Depuis la création de l’Inventaire en 1964 en Bretagne, plus de 130 000 dossiers d’études réunissent textes, photographies, plans, cartes, reproductions de documents anciens,

La méthodologie et les outils d’investigation ont varié au cours de ces 60 années d’exploration : les dossiers restituent aussi l’épaisseur historique et le contexte dans lequel chaque étude a été conduite. La photothèque permet de consulter et de commander les photographies liées aux enquêtes. Plusieurs milliers d’autres clichés, les « dossiers papier » réalisés lors des premières études et un fonds important d’ouvrages et revues sont consultables à notre centre de documentation.

La Région Bretagne s’attache à co-construire la connaissance des patrimoines bretons en invitant tous ceux qui le souhaitent à s’associer à ces explorations du territoire en utilisant l’application GLAD.

Image du jour
Le chenal d'entrée du port du Légué, entre phare et jetée de Cesson
Lumière sur

"Le port du Légué fut très florissant sous le règne de Louis XVI. [...] Le Légué était renommé comme port de construction, et l'on voyait sortir de ses chantiers de nombreux et solides navires, jaugeant depuis 200 jusqu'au 500 tonneaux. Son commerce s'étendait jusqu'en Amérique et dans l'Inde, et 15 à 20 navires étaient chaque année armés pour la pêche de Terre-Neuve." (Atlas des ports maritimes de France, notice de M. Pelaud, port du Légué-Saint-Brieuc, 1878).

Sur le plan de l'ingénieur Perroud de 1784 trois sites de construction sont indiqués :

-port Favigo, à proximité du manoir,

-au lit-dit Le Légué, à proximité du quai d'Aiguillon,

-à Rohanay, à proximité du manoir.

L'ingénieur Piou dresse en 1796, un plan des cales et maisons à construire pour former le nouveau port. Il y projette 4 cales de construction et un gril de carénage à l'amont du pont du port Favigo qui est alors en projet. Il prévoit aussi deux cales de construction où se situe actuellement l'ancienne aire d'évitage. L’implantation des sites de carénage et de réparation est sujet à discussion au cours du dernier quart du 18e siècle. Ingénieurs et édiles établissent des comparaisons entre ports, ce qui leur permet de ne pas développer cette activité en amont de la rivière puisque présentant trop de contraintes (accessibilité difficile/tirant d’eau ; sol peu adapté pour le carénage et le calfatage ; proximité du pont et des voies de circulation entrainant des conflits de partage d’usage).

Le plan de 1853, indique l'aire de construction au lieu-dit le Légué et l'aire carénage au sud, dénommée aussi l'aire d'évitage, sur la commune de Saint-Brieuc.
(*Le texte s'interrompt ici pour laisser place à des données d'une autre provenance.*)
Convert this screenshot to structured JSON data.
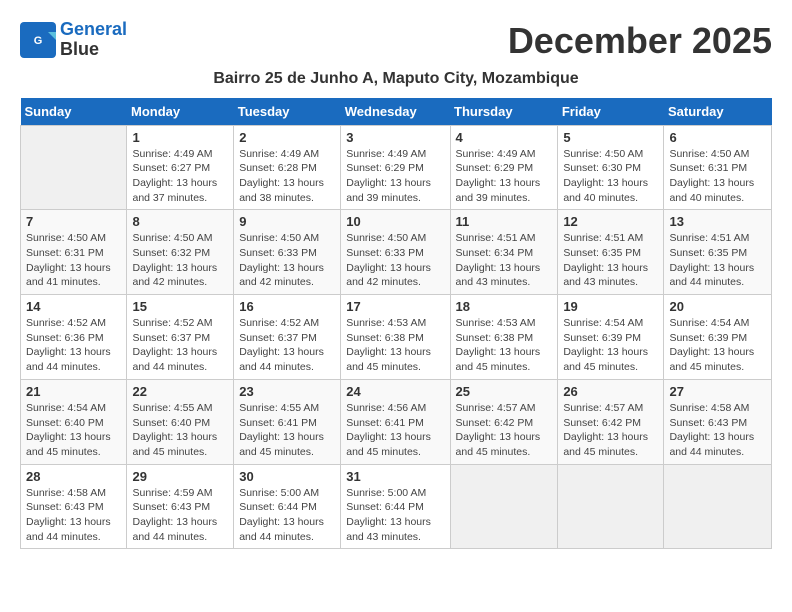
{
  "logo": {
    "line1": "General",
    "line2": "Blue"
  },
  "title": "December 2025",
  "location": "Bairro 25 de Junho A, Maputo City, Mozambique",
  "days_header": [
    "Sunday",
    "Monday",
    "Tuesday",
    "Wednesday",
    "Thursday",
    "Friday",
    "Saturday"
  ],
  "weeks": [
    [
      {
        "day": "",
        "text": ""
      },
      {
        "day": "1",
        "text": "Sunrise: 4:49 AM\nSunset: 6:27 PM\nDaylight: 13 hours\nand 37 minutes."
      },
      {
        "day": "2",
        "text": "Sunrise: 4:49 AM\nSunset: 6:28 PM\nDaylight: 13 hours\nand 38 minutes."
      },
      {
        "day": "3",
        "text": "Sunrise: 4:49 AM\nSunset: 6:29 PM\nDaylight: 13 hours\nand 39 minutes."
      },
      {
        "day": "4",
        "text": "Sunrise: 4:49 AM\nSunset: 6:29 PM\nDaylight: 13 hours\nand 39 minutes."
      },
      {
        "day": "5",
        "text": "Sunrise: 4:50 AM\nSunset: 6:30 PM\nDaylight: 13 hours\nand 40 minutes."
      },
      {
        "day": "6",
        "text": "Sunrise: 4:50 AM\nSunset: 6:31 PM\nDaylight: 13 hours\nand 40 minutes."
      }
    ],
    [
      {
        "day": "7",
        "text": "Sunrise: 4:50 AM\nSunset: 6:31 PM\nDaylight: 13 hours\nand 41 minutes."
      },
      {
        "day": "8",
        "text": "Sunrise: 4:50 AM\nSunset: 6:32 PM\nDaylight: 13 hours\nand 42 minutes."
      },
      {
        "day": "9",
        "text": "Sunrise: 4:50 AM\nSunset: 6:33 PM\nDaylight: 13 hours\nand 42 minutes."
      },
      {
        "day": "10",
        "text": "Sunrise: 4:50 AM\nSunset: 6:33 PM\nDaylight: 13 hours\nand 42 minutes."
      },
      {
        "day": "11",
        "text": "Sunrise: 4:51 AM\nSunset: 6:34 PM\nDaylight: 13 hours\nand 43 minutes."
      },
      {
        "day": "12",
        "text": "Sunrise: 4:51 AM\nSunset: 6:35 PM\nDaylight: 13 hours\nand 43 minutes."
      },
      {
        "day": "13",
        "text": "Sunrise: 4:51 AM\nSunset: 6:35 PM\nDaylight: 13 hours\nand 44 minutes."
      }
    ],
    [
      {
        "day": "14",
        "text": "Sunrise: 4:52 AM\nSunset: 6:36 PM\nDaylight: 13 hours\nand 44 minutes."
      },
      {
        "day": "15",
        "text": "Sunrise: 4:52 AM\nSunset: 6:37 PM\nDaylight: 13 hours\nand 44 minutes."
      },
      {
        "day": "16",
        "text": "Sunrise: 4:52 AM\nSunset: 6:37 PM\nDaylight: 13 hours\nand 44 minutes."
      },
      {
        "day": "17",
        "text": "Sunrise: 4:53 AM\nSunset: 6:38 PM\nDaylight: 13 hours\nand 45 minutes."
      },
      {
        "day": "18",
        "text": "Sunrise: 4:53 AM\nSunset: 6:38 PM\nDaylight: 13 hours\nand 45 minutes."
      },
      {
        "day": "19",
        "text": "Sunrise: 4:54 AM\nSunset: 6:39 PM\nDaylight: 13 hours\nand 45 minutes."
      },
      {
        "day": "20",
        "text": "Sunrise: 4:54 AM\nSunset: 6:39 PM\nDaylight: 13 hours\nand 45 minutes."
      }
    ],
    [
      {
        "day": "21",
        "text": "Sunrise: 4:54 AM\nSunset: 6:40 PM\nDaylight: 13 hours\nand 45 minutes."
      },
      {
        "day": "22",
        "text": "Sunrise: 4:55 AM\nSunset: 6:40 PM\nDaylight: 13 hours\nand 45 minutes."
      },
      {
        "day": "23",
        "text": "Sunrise: 4:55 AM\nSunset: 6:41 PM\nDaylight: 13 hours\nand 45 minutes."
      },
      {
        "day": "24",
        "text": "Sunrise: 4:56 AM\nSunset: 6:41 PM\nDaylight: 13 hours\nand 45 minutes."
      },
      {
        "day": "25",
        "text": "Sunrise: 4:57 AM\nSunset: 6:42 PM\nDaylight: 13 hours\nand 45 minutes."
      },
      {
        "day": "26",
        "text": "Sunrise: 4:57 AM\nSunset: 6:42 PM\nDaylight: 13 hours\nand 45 minutes."
      },
      {
        "day": "27",
        "text": "Sunrise: 4:58 AM\nSunset: 6:43 PM\nDaylight: 13 hours\nand 44 minutes."
      }
    ],
    [
      {
        "day": "28",
        "text": "Sunrise: 4:58 AM\nSunset: 6:43 PM\nDaylight: 13 hours\nand 44 minutes."
      },
      {
        "day": "29",
        "text": "Sunrise: 4:59 AM\nSunset: 6:43 PM\nDaylight: 13 hours\nand 44 minutes."
      },
      {
        "day": "30",
        "text": "Sunrise: 5:00 AM\nSunset: 6:44 PM\nDaylight: 13 hours\nand 44 minutes."
      },
      {
        "day": "31",
        "text": "Sunrise: 5:00 AM\nSunset: 6:44 PM\nDaylight: 13 hours\nand 43 minutes."
      },
      {
        "day": "",
        "text": ""
      },
      {
        "day": "",
        "text": ""
      },
      {
        "day": "",
        "text": ""
      }
    ]
  ]
}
L'aire de carénage et de construction, côté Légué, devient inutilisable lors de la mise en place d'une passerelle permettant le passage de la ligne de chemin de fer de Saint-Brieuc vers le phare. Cet espace est comblé dès lors que la construction du pont-déversoir est actée. L'offre de carénage est déplacée, au début du 20e siècle, au nord du site d'écluse, sur la pointe de l'île sèche, par la construction d'un gril de carénage.

L'ancienne aire d'évitage, composée de cales, devenue une partie du port de plaisance, a gardé sa fonction initiale en lien avec la réparation navale. Seule aire de carénage sur le périmètre du port de plaisance, elle est dotée d'une potence de levage.
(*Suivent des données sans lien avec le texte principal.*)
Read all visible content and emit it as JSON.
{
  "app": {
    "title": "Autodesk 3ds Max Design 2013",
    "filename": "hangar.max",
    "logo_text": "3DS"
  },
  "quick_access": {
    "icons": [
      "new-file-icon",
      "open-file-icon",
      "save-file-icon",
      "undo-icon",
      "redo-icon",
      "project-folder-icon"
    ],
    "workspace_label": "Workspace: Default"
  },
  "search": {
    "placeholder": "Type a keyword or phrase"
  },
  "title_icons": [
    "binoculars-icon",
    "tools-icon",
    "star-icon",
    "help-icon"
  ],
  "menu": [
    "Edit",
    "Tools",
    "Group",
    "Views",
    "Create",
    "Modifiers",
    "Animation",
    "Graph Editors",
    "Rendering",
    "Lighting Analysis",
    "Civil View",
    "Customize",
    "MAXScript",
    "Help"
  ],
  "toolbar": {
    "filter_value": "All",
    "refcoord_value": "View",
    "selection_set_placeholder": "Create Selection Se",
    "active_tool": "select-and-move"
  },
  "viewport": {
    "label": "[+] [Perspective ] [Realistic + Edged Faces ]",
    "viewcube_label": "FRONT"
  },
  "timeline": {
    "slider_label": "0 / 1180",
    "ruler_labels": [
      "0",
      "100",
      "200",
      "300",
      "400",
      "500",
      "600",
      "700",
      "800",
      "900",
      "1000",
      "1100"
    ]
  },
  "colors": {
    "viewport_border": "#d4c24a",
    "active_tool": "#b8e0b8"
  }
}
Jusqu'à la création du quai à sable (1976) à la Ville-Gilette se trouvait un chantier de réparation navale ; chantier naval dont l'activité est filmée en 1951 par Louis Le Meur (film Le Mannick, conservé à la cinémathèque de Bretagne).
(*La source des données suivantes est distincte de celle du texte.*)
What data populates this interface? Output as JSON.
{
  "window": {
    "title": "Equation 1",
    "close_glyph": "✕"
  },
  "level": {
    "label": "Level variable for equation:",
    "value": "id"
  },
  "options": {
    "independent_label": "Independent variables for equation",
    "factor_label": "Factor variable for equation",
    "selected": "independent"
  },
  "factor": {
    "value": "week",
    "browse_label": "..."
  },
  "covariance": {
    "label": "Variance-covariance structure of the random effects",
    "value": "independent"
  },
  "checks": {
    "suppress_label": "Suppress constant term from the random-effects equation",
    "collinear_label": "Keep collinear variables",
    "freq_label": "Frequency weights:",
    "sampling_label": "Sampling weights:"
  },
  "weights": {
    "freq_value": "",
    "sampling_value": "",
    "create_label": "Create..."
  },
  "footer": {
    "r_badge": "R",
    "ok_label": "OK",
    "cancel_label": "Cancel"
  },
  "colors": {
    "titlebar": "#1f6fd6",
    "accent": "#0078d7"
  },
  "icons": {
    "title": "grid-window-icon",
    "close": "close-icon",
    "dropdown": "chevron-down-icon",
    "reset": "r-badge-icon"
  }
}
L'activité de réparation navale est devenue majeure au port de Saint-Brieuc depuis le début du 21e siècle grâce à de nombreux équipements : un élévateur à sangles d'une capacité de 350 tonnes, une darse et une cabine de peinture pouvant accueillir des bateaux de 29 m de long et 8,8 m de large. Une aire de carénage y est associée. L'ensemble permet de recevoir des bateaux de tous types. La capacité d’accueil de la partie réparation navale est de 20 places à flot, et de 5 à 6 postes à terre.